According to Bossip;

“HEIDI KLUM’s divorce from SEAL is erupting into an ugly battle as the “Kiss From a Rose” singer prepares to go after a huge chunk of her $70 million fortune, say sources. The 38-year-old supermodel filed for divorce April 6, stating they have a post-nuptial agreement, which means they agreed to keep their assets completely separate during their marriage. But Seal has struck back, filing his own documents that make no mention of their post-nup, yet note that California is a community property state — which could entitle him to half of the beauty’s megabucks. “Even though they may have had a post-nuptial agreement, it appears that Seal is going to challenge it,” said a legal strategist. “If he is successful, it could mean big bucks for him in their divorce.

Man, it sure does suck to be married in California.

I kid of course (but then I don’t) however whenever a celebrity divorce makes the pages of a gossip magazines, the discussion that immediately follows involves debate over spousal support and alimony and who deserves what and how much. Interestingly enough, the debate usually centers on some high-profiled celebrity man and his low-profile wife. Public discussion about what should become of communal property generally splits among gender lines: men folk will say, “Why does Kobe’s wife get half? She didn’t win any championships!” Whereas the women will strike back, “Vanessa is entitled to half because she raised the children, held the household down and spent years standing by his side through all his extra-martial affairs.”

All legitimate points but what happens when the breadwinner of the celebrity couple happens to be a woman? Well than that is a whole different story there. Most of the reaction I’ve seen centered on women calling Seal a dirt bag loser for wanting his slice of the matrimony pie.

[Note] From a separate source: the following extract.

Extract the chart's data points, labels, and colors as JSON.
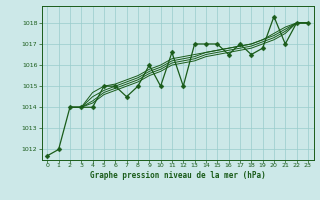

While the men folk, who once were so adamant against spousal support, suddenly have a change of heart and sympathy for the plight of the househusband.

Aside from the Kiss from a Rose song, which I only know from the Batman movie, I can’t recall another song from Seal -but I heard/read he has sold more than 20 million albums.  And I, and perhaps a few others, haven’t really heard anything professional from the Nigerian/Brazilian singer besides being the arm piece to his much more famous and financially astute wife, who has managed to flip her modeling career into a successful reality TV show, among other things.  According to Forbes, Klum has earned $20 million in the last year alone, making her the second-highest paid model.  So it would make sense that is spousal support is coming, Seal would be the recipient, yet folks still have a hard time accepting it.

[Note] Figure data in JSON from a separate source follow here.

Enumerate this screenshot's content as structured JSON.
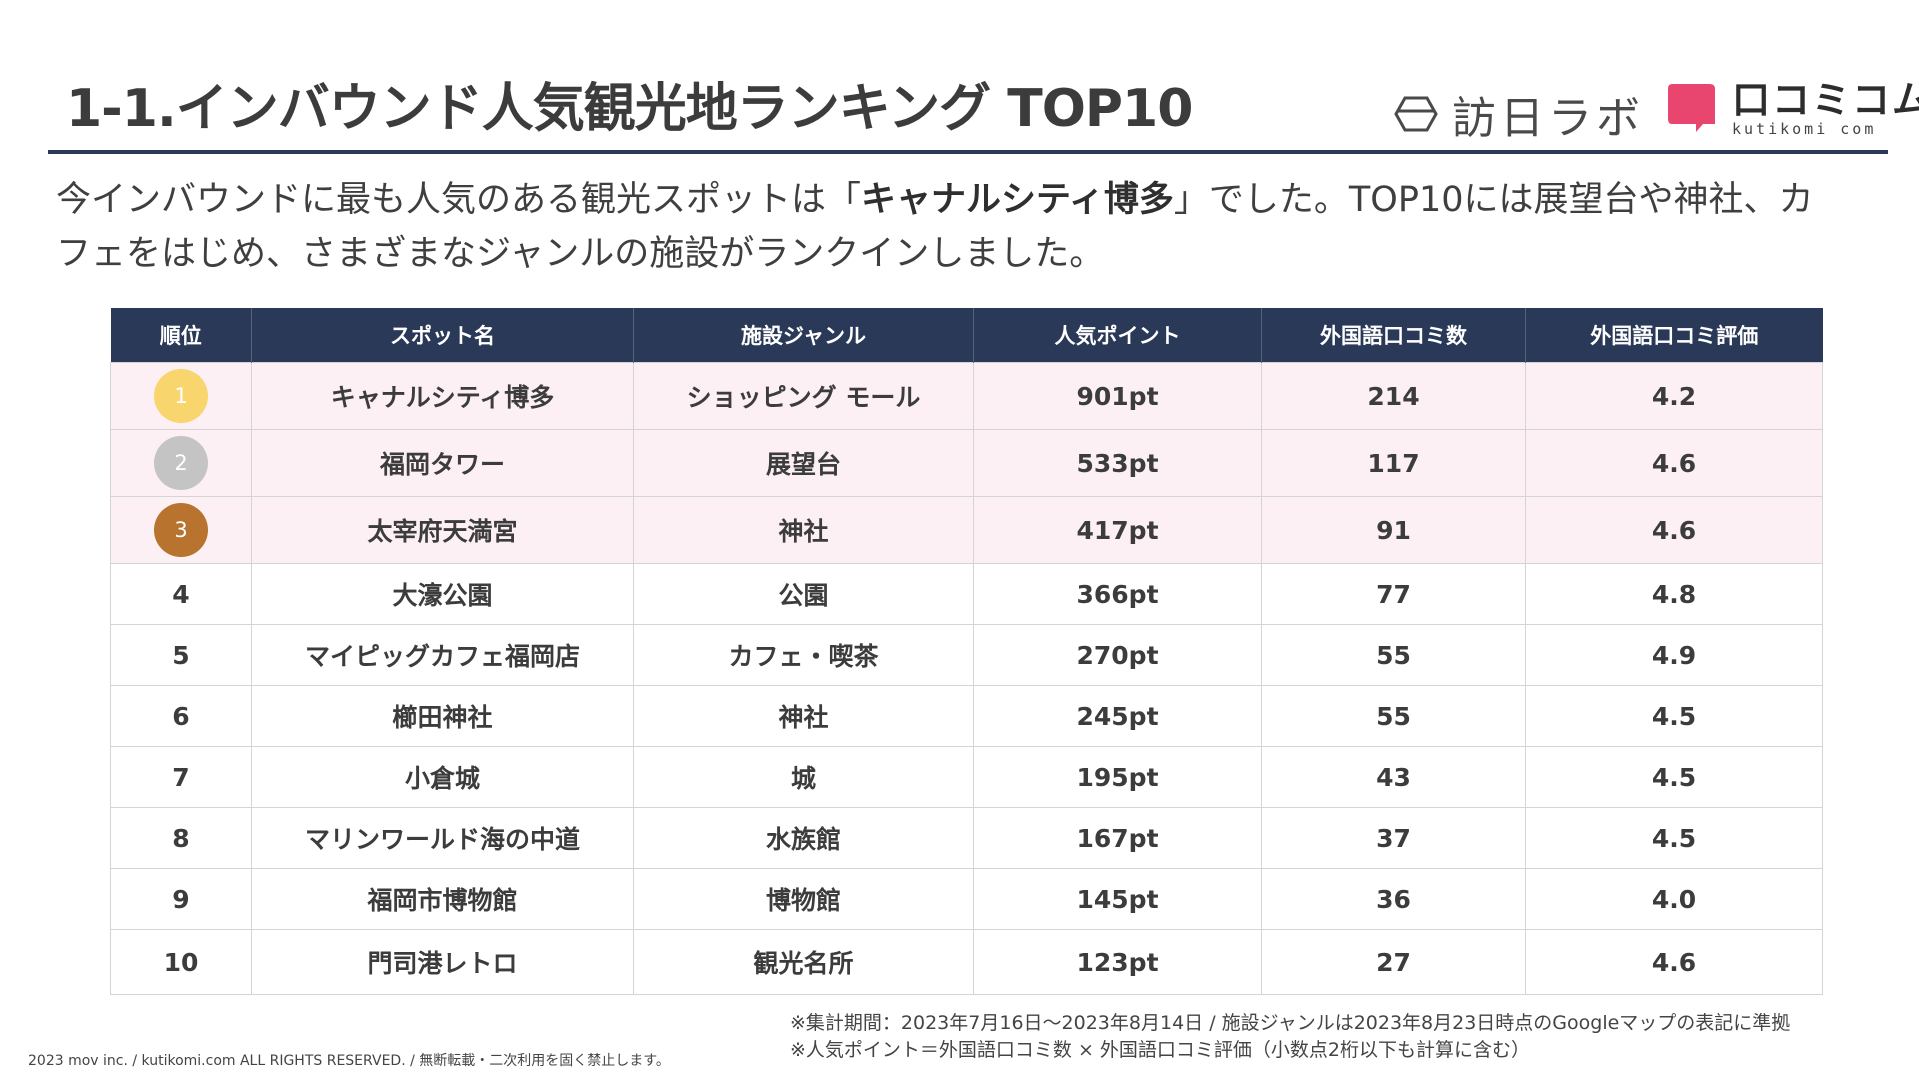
{
  "header": {
    "title": "1-1.インバウンド人気観光地ランキング TOP10",
    "logo_hounichi_text": "訪日ラボ",
    "logo_kuchikomi_text": "口コミコム",
    "logo_kuchikomi_sub": "kutikomi com"
  },
  "intro": {
    "part1": "今インバウンドに最も人気のある観光スポットは「",
    "highlight": "キャナルシティ博多",
    "part2": "」でした。TOP10には展望台や神社、カフェをはじめ、さまざまなジャンルの施設がランクインしました。"
  },
  "table": {
    "headers": [
      "順位",
      "スポット名",
      "施設ジャンル",
      "人気ポイント",
      "外国語口コミ数",
      "外国語口コミ評価"
    ],
    "rows": [
      {
        "rank": "1",
        "name": "キャナルシティ博多",
        "genre": "ショッピング モール",
        "points": "901pt",
        "reviews": "214",
        "rating": "4.2"
      },
      {
        "rank": "2",
        "name": "福岡タワー",
        "genre": "展望台",
        "points": "533pt",
        "reviews": "117",
        "rating": "4.6"
      },
      {
        "rank": "3",
        "name": "太宰府天満宮",
        "genre": "神社",
        "points": "417pt",
        "reviews": "91",
        "rating": "4.6"
      },
      {
        "rank": "4",
        "name": "大濠公園",
        "genre": "公園",
        "points": "366pt",
        "reviews": "77",
        "rating": "4.8"
      },
      {
        "rank": "5",
        "name": "マイピッグカフェ福岡店",
        "genre": "カフェ・喫茶",
        "points": "270pt",
        "reviews": "55",
        "rating": "4.9"
      },
      {
        "rank": "6",
        "name": "櫛田神社",
        "genre": "神社",
        "points": "245pt",
        "reviews": "55",
        "rating": "4.5"
      },
      {
        "rank": "7",
        "name": "小倉城",
        "genre": "城",
        "points": "195pt",
        "reviews": "43",
        "rating": "4.5"
      },
      {
        "rank": "8",
        "name": "マリンワールド海の中道",
        "genre": "水族館",
        "points": "167pt",
        "reviews": "37",
        "rating": "4.5"
      },
      {
        "rank": "9",
        "name": "福岡市博物館",
        "genre": "博物館",
        "points": "145pt",
        "reviews": "36",
        "rating": "4.0"
      },
      {
        "rank": "10",
        "name": "門司港レトロ",
        "genre": "観光名所",
        "points": "123pt",
        "reviews": "27",
        "rating": "4.6"
      }
    ]
  },
  "notes": {
    "line1": "※集計期間：2023年7月16日〜2023年8月14日 / 施設ジャンルは2023年8月23日時点のGoogleマップの表記に準拠",
    "line2": "※人気ポイント＝外国語口コミ数 × 外国語口コミ評価（小数点2桁以下も計算に含む）"
  },
  "footer": "2023 mov inc. / kutikomi.com ALL RIGHTS RESERVED. / 無断転載・二次利用を固く禁止します。",
  "colors": {
    "navy": "#2a3957",
    "gold": "#f8d66d",
    "silver": "#c4c4c4",
    "bronze": "#b8732f",
    "top3_bg": "#fcf0f4",
    "logo_pink": "#e8466f"
  }
}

Westernized, traditionally speaking, men have been the prime breadwinner in the household, therefore the ruler of the family. He was responsible for management of all marital property including his wife, who depended on him to provide her sustenance.  Therefore alimony came about to ensure that the wife was taken care of after divorce. Remember in the old times, women could not own property outside of a Singer sewing machine.

So if a woman’s husband left her, there was a strong possibility that she would be destined to extreme poverty and be literally penniless in the streets.

But times have indeed changed and as we enter the second or third wave of feminism, we are beginning to see a significant number of women, not only reaching financial equality with men, but in some cases, surpassing the opposite gender on the salary scale.  According to a study by the Pew Charitable Trust, 22 percent of men made less money than their wives in 2010 – an 18 percent increase since the 1970s. In some instances, these new financial achievements for women have also been accompanied by gender role reversals in marriages where the woman is outside the home, grinding for the bacon, while the man rears the children and takes care of the homestead.

But like most marriages in the United States, there is a high chance that they will head to divorce. And with that comes more men seeking alimony from their much wealthier spouses. Consider former 98 Degree singer, Nick Lachey, who sought – and was eventually denied – spousal support from ex-wife pop singer Jessica Simpson.  And then there was Janet Jackson, who had to pay her ex hubby Rene Elizondo $15 million, give him the couple’s Mercedes and their five-bedroom Malibu beachfront home.  Not to mention Kirstie Alley, Madonna and Britney Spears all were court-ordered to cough up money each month to…ahem…maintain their ex-hubby’s lavish lifestyles.

As many women in America can go to college, own our own homes and earn big bucks in the corporate world just like men, they can also end up paying their partners hundreds to even thousands of dollars a month in alimony, just like men. Unfortunately it’s the gift and the curse of independence and equality. I,for one, am not in favor of ending spousal support. Despite the advancement in gender equality (at least the ability of a woman to live independently), there are some women – and men – who really need it and had a previous agreement with their spouse that they would stay home and raise the children/tend house. But as we all know, not everyone who gets spousal support necessarily deserves it. Some folks are just looking for a meal ticket. But that’s why it is important that folks, especially folks of means, understand that when you take the vows to spend your entire life with someone, it means the house, the car and the bank accounts too. If not, well you better learn from Klum’s mistake and get a pre-nup. Oh yeah, women qualify for those too.